Isaac and Eleanor wound up their January vacation with skiing lessons at Mt. Bjelasnica. We decided to join them, in a mini-ski vacation, for the last two days before school started.
The ski resorts in Sarajevo are all very close to town. Depending on where you live, it takes only twenty to forty minutes to drive there (reminds me a lot of Salt Lake City that way). We had been to Jahorina nine years ago in an ill-fated trip (a story for another day), but we didn't know how to get to Bjelasnica. David conferred with the ski teacher. "It's easy," he reassured David. "You know how to get to Vraca, right? It's just past there."
"So I can just follow signs from Vraca?" said David.
"Well, no," he said. The reason turned out to be, as so many things are here, political.
The Dayton Peace Accords established peace in 1995 by granting ethnic Serbs their own mini-state within Bosnia. It is known as Republika Srpska. It is largely autonomous--has its own school system, its own set of regulations, its own licensing rules. It has much closer ties to Belgrade, Serbia than any other parts of Bosnia. Signs tend to be in Cyrillic, like in Serbia, instead of in Roman letters as in the rest of Bosnia.

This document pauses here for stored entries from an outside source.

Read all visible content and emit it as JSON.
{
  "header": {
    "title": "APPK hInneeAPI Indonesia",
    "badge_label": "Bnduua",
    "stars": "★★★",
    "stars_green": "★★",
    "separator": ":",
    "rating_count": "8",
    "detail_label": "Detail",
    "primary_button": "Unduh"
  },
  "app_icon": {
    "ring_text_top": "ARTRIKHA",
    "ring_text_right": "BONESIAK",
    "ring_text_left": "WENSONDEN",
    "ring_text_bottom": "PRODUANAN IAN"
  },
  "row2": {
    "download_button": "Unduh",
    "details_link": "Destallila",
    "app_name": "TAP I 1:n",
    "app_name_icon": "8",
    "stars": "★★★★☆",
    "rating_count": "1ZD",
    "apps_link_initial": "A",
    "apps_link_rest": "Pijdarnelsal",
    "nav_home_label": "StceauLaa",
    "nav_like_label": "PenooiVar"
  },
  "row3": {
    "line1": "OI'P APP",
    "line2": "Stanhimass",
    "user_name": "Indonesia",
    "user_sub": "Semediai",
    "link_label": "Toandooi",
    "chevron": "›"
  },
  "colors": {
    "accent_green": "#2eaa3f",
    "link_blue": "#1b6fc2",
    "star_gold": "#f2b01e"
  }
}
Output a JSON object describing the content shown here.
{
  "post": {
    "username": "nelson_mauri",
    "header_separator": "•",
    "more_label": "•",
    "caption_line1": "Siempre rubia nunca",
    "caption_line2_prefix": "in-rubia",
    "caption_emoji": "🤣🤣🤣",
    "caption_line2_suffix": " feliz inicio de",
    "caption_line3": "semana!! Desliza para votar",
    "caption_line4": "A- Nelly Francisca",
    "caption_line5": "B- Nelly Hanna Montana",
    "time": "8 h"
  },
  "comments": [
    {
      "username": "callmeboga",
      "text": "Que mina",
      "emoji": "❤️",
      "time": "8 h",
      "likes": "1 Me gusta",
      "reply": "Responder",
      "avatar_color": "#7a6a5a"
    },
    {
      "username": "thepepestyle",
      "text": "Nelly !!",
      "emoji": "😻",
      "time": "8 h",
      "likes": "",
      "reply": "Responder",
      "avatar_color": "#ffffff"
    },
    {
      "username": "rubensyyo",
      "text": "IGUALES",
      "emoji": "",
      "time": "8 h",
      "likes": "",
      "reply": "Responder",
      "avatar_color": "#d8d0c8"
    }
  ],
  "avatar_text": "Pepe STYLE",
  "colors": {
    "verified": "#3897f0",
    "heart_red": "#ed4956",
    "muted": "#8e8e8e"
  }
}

Once you drive past Vraca, you're in the Republika Srpska section of Sarajevo. You drive for a few minutes in Republika Srpska and then back out of it into Bosnia and onto Mt. Bjelasnica. The ski resort Jahorina is in another part of the Republika Srpska. So the road after Vraca is basically on the slope of to Mt. Bjelasnica, there are no signs directing you to Mt. Bjelasnica. All the signs direct you to Jahorina (or to Belgrade!--Beograd).
You just have to know the way to Bjelasnica.